The seventh annual OneLife LA celebration was held on a virtual basis Saturday with the theme “The Joy of Life,” aiming to unite communities and inspire positive action promoting the beauty and dignity of every human life from conception to natural death.

“Now more than ever, we are reminded that our lives are a gift from God to be treasured and respected. We share our joy in life through thousands of small works of mercy performed throughout the year for our neighbors in need,” said Archbishop Jose Gomez, the celebration’s keynote speaker.

“We defend the dignity of every human life and decry attacks against the defenseless and the marginalized. OneLife LA is building a culture of care and sharing the joy of life when our world needs it most.”

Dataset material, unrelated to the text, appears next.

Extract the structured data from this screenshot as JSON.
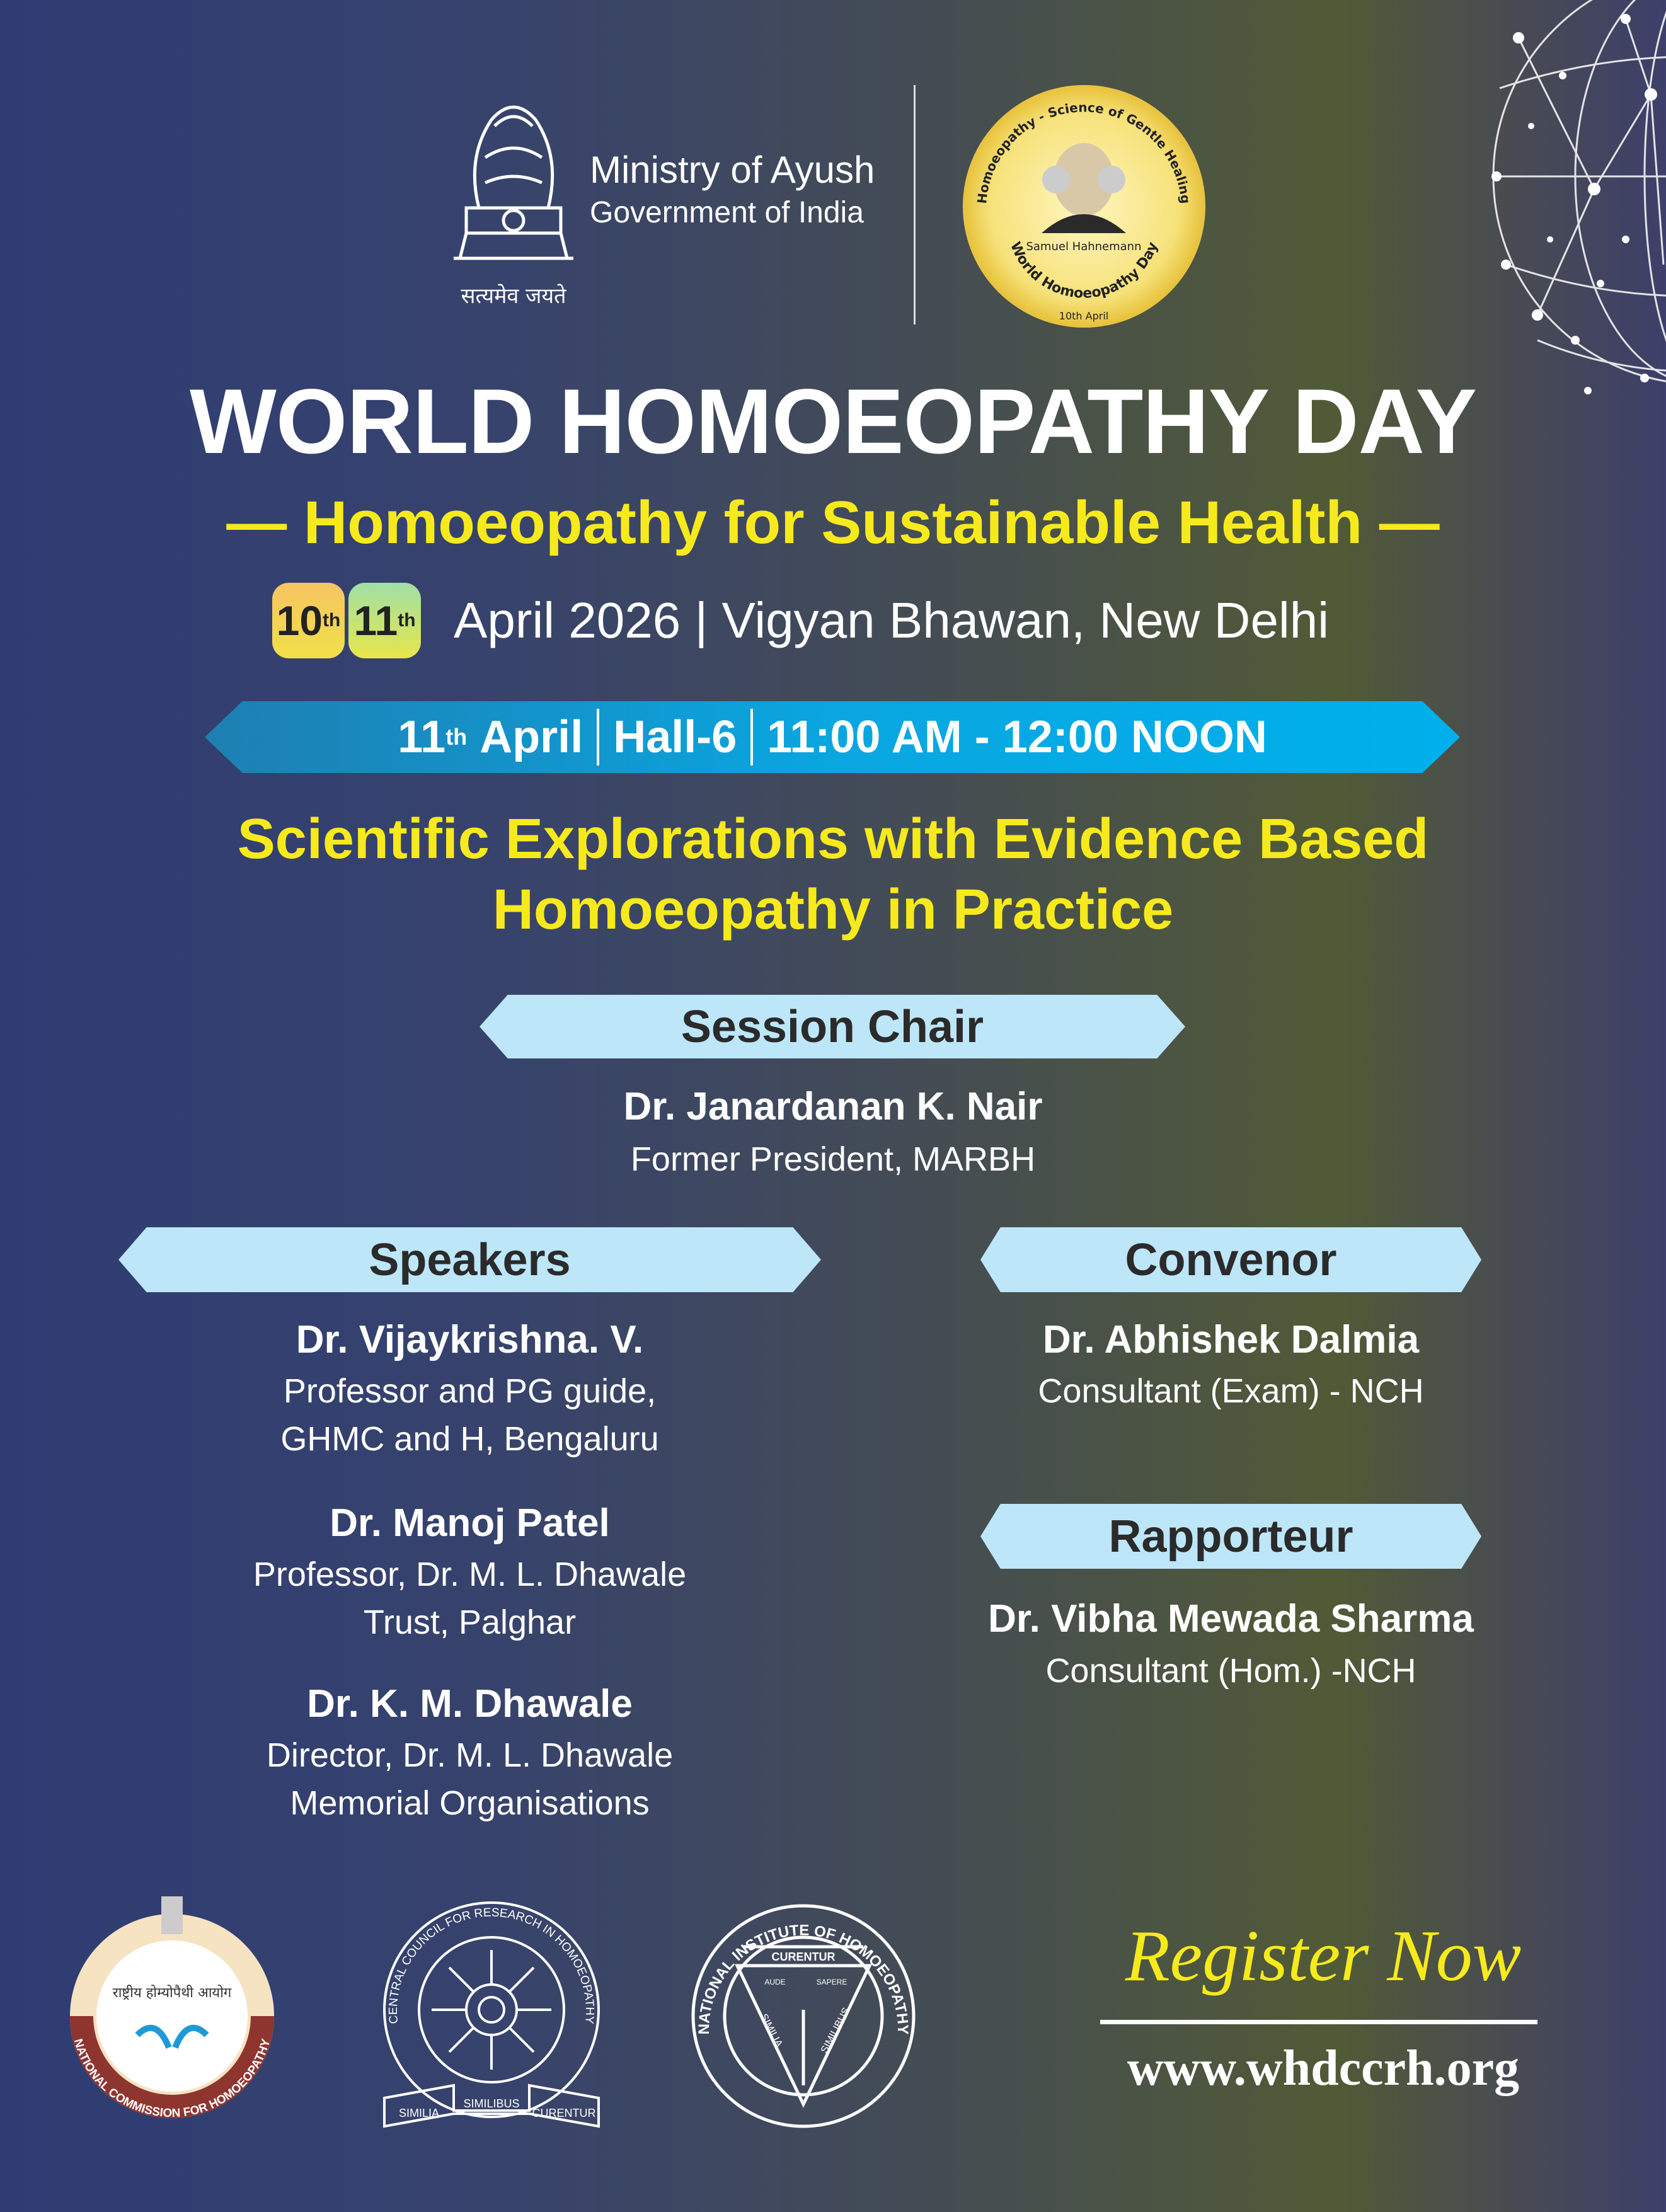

Other speakers and performers included:

— Christopher Duffley, a 19-year-old musician, inspirational speaker and podcaster who was born prematurely, is blind as a result of retinopathy of prematurity and later diagnosed with autism;

— Karen Gaffney, the first person with Down syndrome to swim the English Channel and an advocate for the inclusion of people with physical disadvantages in families, the workplace and schools; and

— Noemi Amezcua, a foster parent for the past 28 years together with her husband and foster care recruiter for FosterAll, a Glendale-based organization that recruits prospective foster parents from faith communities and provides ongoing support to them so they can provide safe and loving homes for the thousands of children who have been abused and neglected.

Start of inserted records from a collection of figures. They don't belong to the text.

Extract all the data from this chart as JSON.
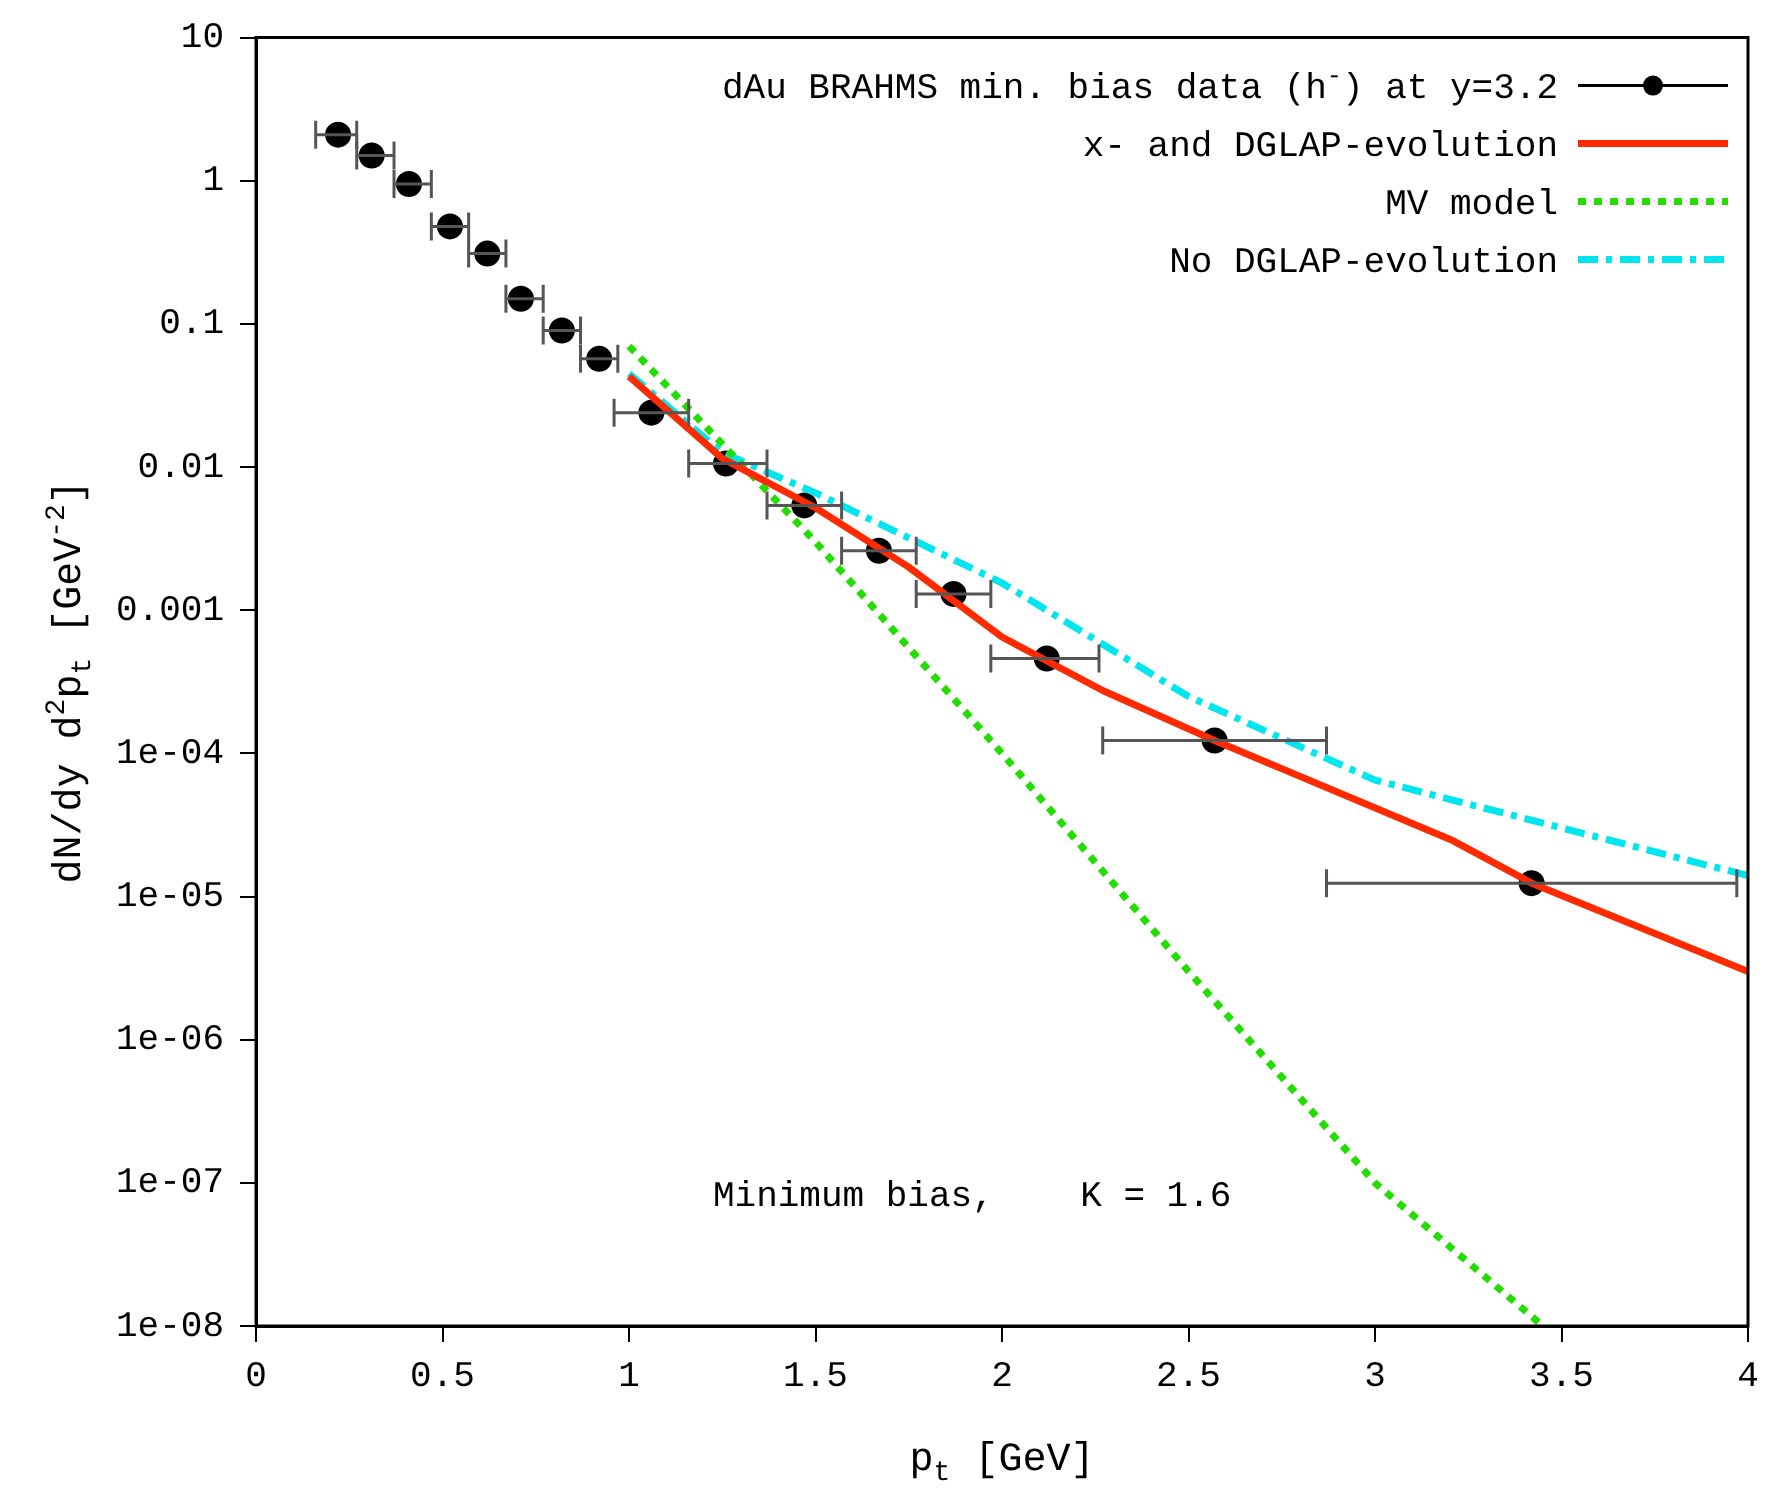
{
  "chart_data": {
    "type": "line",
    "xlabel": "p$_{t}$ [GeV]",
    "ylabel": "dN/dy d$^{2}$p$_{t}$ [GeV$^{-2}$]",
    "log": "y",
    "xlim": [
      0,
      4
    ],
    "xticks": [
      0,
      0.5,
      1,
      1.5,
      2,
      2.5,
      3,
      3.5,
      4
    ],
    "ylim": [
      1e-08,
      10
    ],
    "yticks": [
      10,
      1,
      0.1,
      0.01,
      0.001,
      {
        "value": 0.0001,
        "label": "1e-04"
      },
      {
        "value": 1e-05,
        "label": "1e-05"
      },
      {
        "value": 1e-06,
        "label": "1e-06"
      },
      {
        "value": 1e-07,
        "label": "1e-07"
      },
      {
        "value": 1e-08,
        "label": "1e-08"
      }
    ],
    "grid": false,
    "legend": "top right",
    "annotations": [
      "Minimum bias,    K = 1.6"
    ],
    "series": [
      {
        "name": "dAu BRAHMS min. bias data (h$^{-}$) at y=3.2",
        "type": "scatter",
        "marker": "circle",
        "color": "#000000",
        "x": [
          0.22,
          0.31,
          0.41,
          0.52,
          0.62,
          0.71,
          0.82,
          0.92,
          1.06,
          1.26,
          1.47,
          1.67,
          1.87,
          2.12,
          2.57,
          3.42
        ],
        "values": [
          2.1,
          1.5,
          0.95,
          0.48,
          0.31,
          0.15,
          0.09,
          0.057,
          0.024,
          0.0106,
          0.0054,
          0.0026,
          0.0013,
          0.00046,
          0.000123,
          1.24e-05
        ],
        "xerrors": [
          [
            0.16,
            0.27
          ],
          [
            0.27,
            0.37
          ],
          [
            0.37,
            0.47
          ],
          [
            0.47,
            0.57
          ],
          [
            0.57,
            0.67
          ],
          [
            0.67,
            0.77
          ],
          [
            0.77,
            0.87
          ],
          [
            0.87,
            0.97
          ],
          [
            0.96,
            1.16
          ],
          [
            1.16,
            1.37
          ],
          [
            1.37,
            1.57
          ],
          [
            1.57,
            1.77
          ],
          [
            1.77,
            1.97
          ],
          [
            1.97,
            2.26
          ],
          [
            2.27,
            2.87
          ],
          [
            2.87,
            3.97
          ]
        ]
      },
      {
        "name": "x- and DGLAP-evolution",
        "type": "line",
        "line_style": "solid",
        "color": "#ff2a00",
        "x": [
          1,
          1.25,
          1.5,
          1.75,
          2,
          2.27,
          2.57,
          3.21,
          3.42,
          4
        ],
        "values": [
          0.043,
          0.0115,
          0.0052,
          0.002,
          0.00065,
          0.000275,
          0.000123,
          2.45e-05,
          1.24e-05,
          3e-06
        ]
      },
      {
        "name": "MV model",
        "type": "line",
        "line_style": "dotted",
        "color": "#22dd00",
        "x": [
          1,
          1.5,
          2,
          2.5,
          3,
          3.45
        ],
        "values": [
          0.07,
          0.003,
          0.0001,
          3e-06,
          1e-07,
          1e-08
        ]
      },
      {
        "name": "No DGLAP-evolution",
        "type": "line",
        "line_style": "dashdot",
        "color": "#00e5ee",
        "x": [
          1,
          1.25,
          1.5,
          2,
          2.5,
          3,
          4
        ],
        "values": [
          0.045,
          0.0126,
          0.0066,
          0.00155,
          0.00025,
          6.5e-05,
          1.4e-05
        ]
      }
    ]
  }
}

Santa Monica-based Harvest Home received the second OneLife LA Service Award of $10,000 to support its mission of transforming the lives of homeless pregnant women and their children by providing housing, support and programs equipping women to become great mothers. Donations received by OneLife LA during Saturday’s virtual event benefited Harvest Home.

The celebration culminated with the 26th annual “Requiem for the Unborn” Mass celebrated virtually by Gomez.

OneLife LA is traditionally held at Los Angeles State Historic Park and preceded by a mile walk from Olvera Street.